Três anos depois, o Itamaraty decidiu realizar uma “intervenção branca” na embaixada em Harare, capital do Zimbábue. O Escritório Financeiro do Ministério em Nova York apurava para onde tinham ido cerca de US$ 300 mil destinados a manter a embaixada. Já tinha identificado uma série de irregularidades na prestação de contas, como pagamento a funcionários locais demitidos havia anos e recolhimento de benefícios previdenciários a servidores inexistentes. Apesar da gravidade do caso, os funcionários, segundo o MRE, sofreram apenas uma suspensão.

No ano passado, denúncias levaram à identificação de um esquema de desvio de renda consular arrecadada pelo consulado-geral do Brasil em Washington. A irregularidade era comandada diretamente por servidores da repartição consular. Mais uma vez, os envolvidos receberam apenas uma suspensão após restituírem o valor dos débitos identificados.

Se a corregedoria fosse ativa, vários casos graves poderiam ter sido evitados. Em 2007, quando era cônsul-geral em Toronto, no Canadá, Américo Dyott Fontelle foi acusado de assédio moral. Nada ocorreu. Apenas algumas recomendações óbvias, a exemplo de que o diplomata “tivesse maior cuidado na gestão das relações humanas, evitando condutas que pudessem ser interpretadas como ofensivas”.

Neste ano, o mesmo diplomata, quando estava à frente do consulado-geral em Sydney, na Austrália, foi acusado de assédio moral e sexual, homofobia e abuso de poder contra oito contratados locais e servidores públicos do posto.

Em 2010, o chefe da Embaixada do Brasil em Roma, José Viegas, promoveu um casamento de amigos e uma recepção para convidados no Palácio Pamphilj, sede da representação diplomática. Nada ocorreu. O diplomata garantiu que pagou as despesas do próprio bolso, no entanto, usou a estrutura do prédio público, custeado com dinheiro do contribuinte. Mais uma vez, nenhum procedimento disciplinar.

Segundo resposta do Itamaraty, “não há impeditivos para realização de eventos de cunho privado no palácio”.

US$ 300 mil

Valor que desapareceu em 2012 e seria destinado a manter a embaixada em Harare, capital do Zimbábue

Memória

Diplomatas fantasmas


Em abril, o Correio denunciou a existência de pelo menos 18 diplomatas fantasmas, que ganhavam em média R$ 20 mil de salário, na estrutura do Ministério das Relações Exteriores (MRE). 

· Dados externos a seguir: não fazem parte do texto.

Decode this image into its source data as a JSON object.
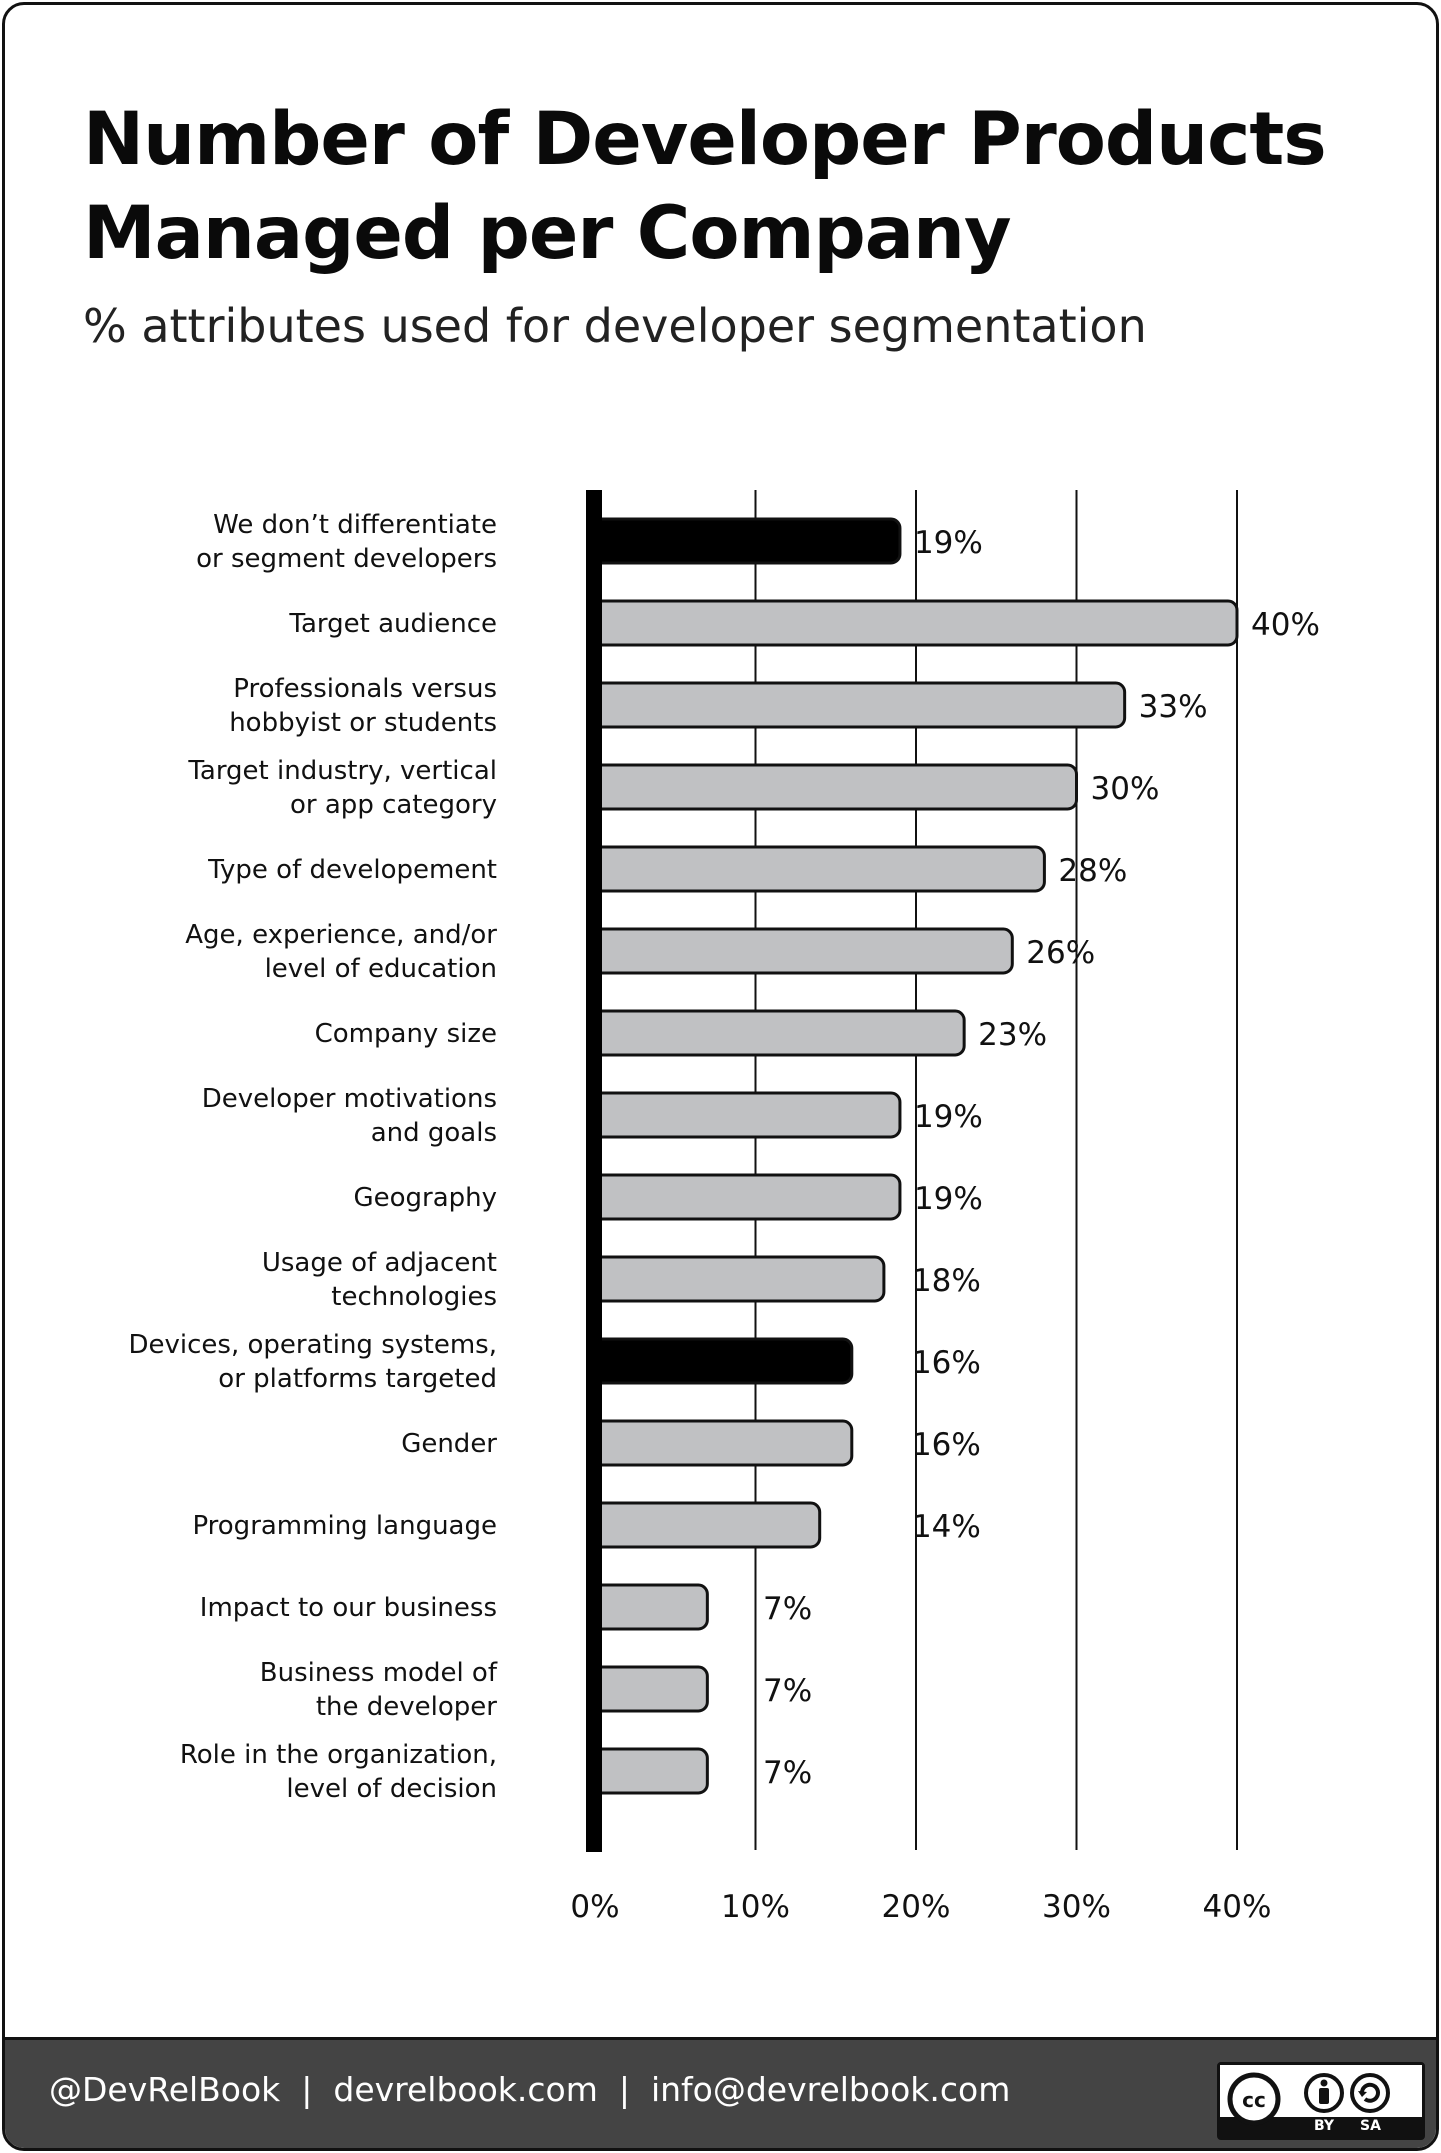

Durante mais de uma década, ninguém nunca foi punido. Só depois da publicação, algumas medidas foram tomadas. Em maio, o Itamaraty começou a lotar os servidores que não davam expediente. Em 10 dias, cinco conselheiros e dois ministros de 2ª classe foram lotados. Além deles, dois embaixadores que figuravam na lista pediram para se aposentar. No entanto, da relação publicada, ainda há sete pessoas sem local de trabalho.

Um dos casos que chama a atenção é o de Ilka Maria Lehmhul Trindade Cruz. Em 22 de maio, o MRE publicou a aposentadoria da conselheira. Desde 2006, ela simplesmente desapareceu do controle interno da pasta. O Itamaraty não sabia sequer do paradeiro da diplomata. Ela passou pouco mais de seis anos sem trabalhar, mas continuou recebendo todo mês R$ 19.297. Mesmo assim, na época, nenhum procedimento de investigação do caso foi aberto para punir a servidora.

Outro caso curioso era o do embaixador Mario Grieco. Ele recebia salário de R$ 20.729,81, mas não trabalhava desde 2006. Só em julho do ano passado, o MRE descobriu o caso e, no mês seguinte, fez um memorando sugerindo uma lotação. No entanto, segundo o Itamaraty, ainda não havia definição do local para o qual ele seria remanejado. No fim de maio, foi publicada a aposentadoria do embaixador.